Exemple d'une grid cell enregistrée lorsque le rat explore une arène circulaire (en haut) ou un anneau circulaire (en bas). De gauche à droite sont représentés: les trajectoires du rat dans les deux environnements, les potentiels d’action de la cellule et la carte d’activité de la même cellule montrant les variations de fréquence d’émission de potentiels d’action en fonction de la position du rat ( en rouge, fréquence maximale, en bleu, fréquence nulle).

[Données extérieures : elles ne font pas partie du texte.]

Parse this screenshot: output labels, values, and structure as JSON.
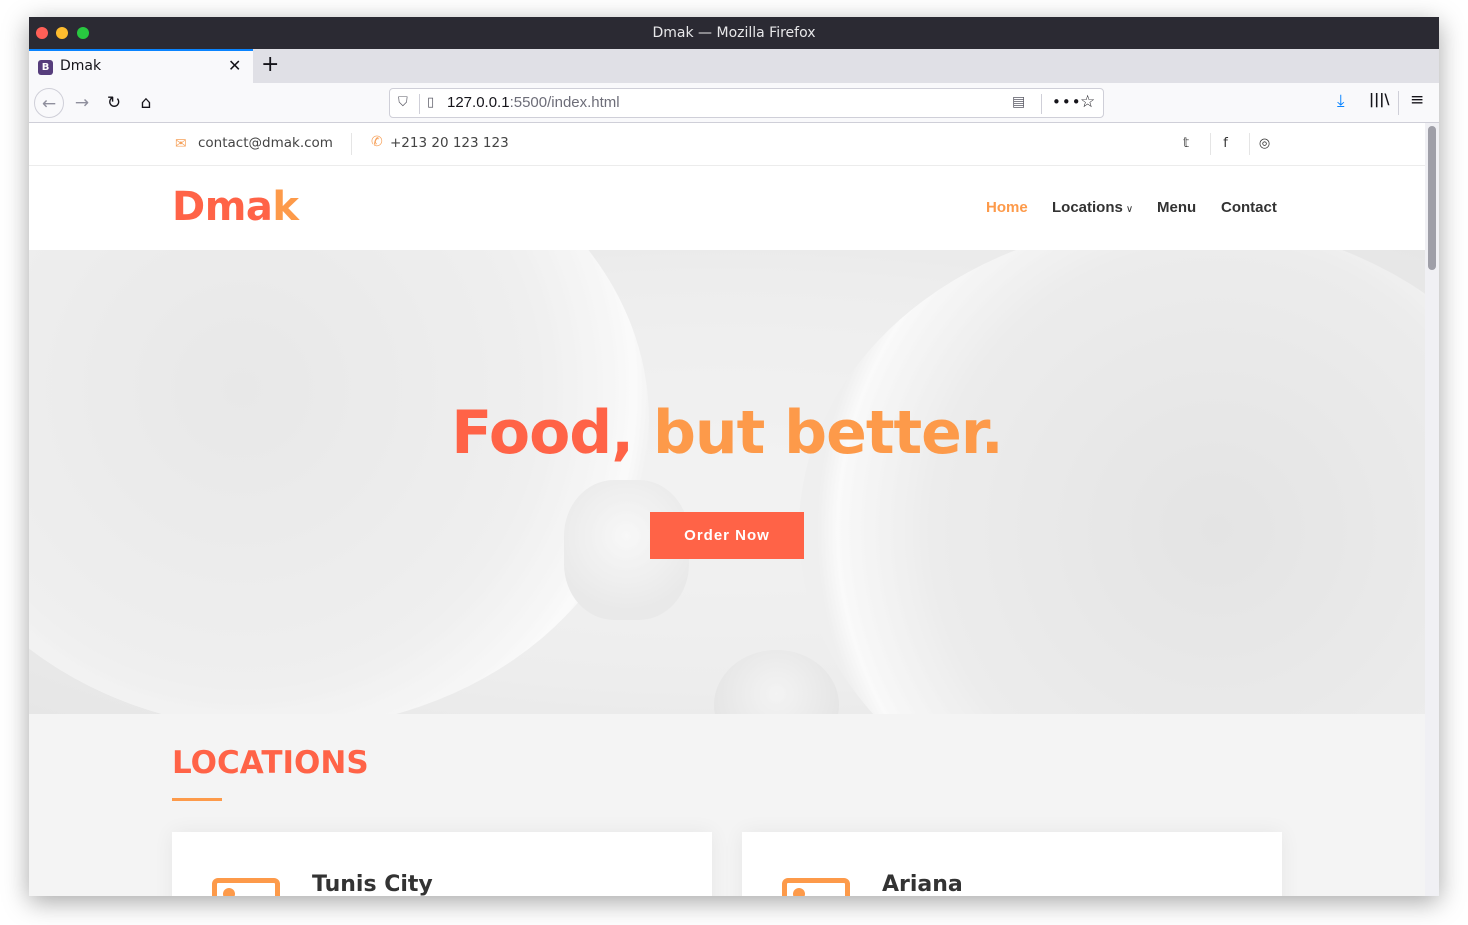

Des applications en robotique

Bien que menés sur le rat, ces travaux s’avèrent fondamentaux pour mieux comprendre le fonctionnement des structures cérébrales impliquées dans le système de navigation spatiale chez l'homme. Même si un éventuel transfert de ces recherches dans le domaine médical demeure très prospectif, celles-ci sont déjà exploitées dans le secteur de la robotique. « Les avancées réalisées sur la compréhension du fonctionnement des réseaux de neurones “spatiaux”, tant des cellules de lieu que des cellules de grille, sont d’un grand intérêt pour les spécialistes de la robotique, comme ceux de l’équipe de neurocybernétique du laboratoire ETIS4 avec qui nous collaborons régulièrement. Elles leur permettent en effet de modéliser les mécanismes neuronaux, de reproduire des réseaux artificiels inspirés du vivant et de les implémenter chez les robots afin de les doter de capacités de plus en plus fines pour percevoir leur environnement, interagir avec lui et s’y déplacer de manière autonome », conclut Francesca Sargolini. ♦
 

 
 

Notes
  • 1. 1886-1959.
  • 2. Unité CNRS/Université Aix Marseille.
  • 3. «Path integration maintains spatial periodicity of grid cell firing in a 1D circular track», Francesca Sargolini et al., Nature Communications, 10, 850, février 2019.
  • 4. Unité CNRS/École nationale supérieure de l’électronique et de ses applications/Université de Cergy-Pontoise.

Commentaires

1 commentaire

Cette construction du monde par le corps agissant me fait penser aux travaux de Francisco Varela qui a été directeur de recherche au CNRS il y a plus de 20 ans. Il a développé le concept d'énaction dont il développait l'aspect cognitif de la manière suivante : - la perception consiste en une action guidée par la perception, - les structures cognitives émergent des schèmes sensori-moteurs récurrents qui permettent à l'action d'être guidée par la perception. Cet article invite donc à (re)découvrir ce chercheur dont les travaux dépassent largement le cadre exposé ici.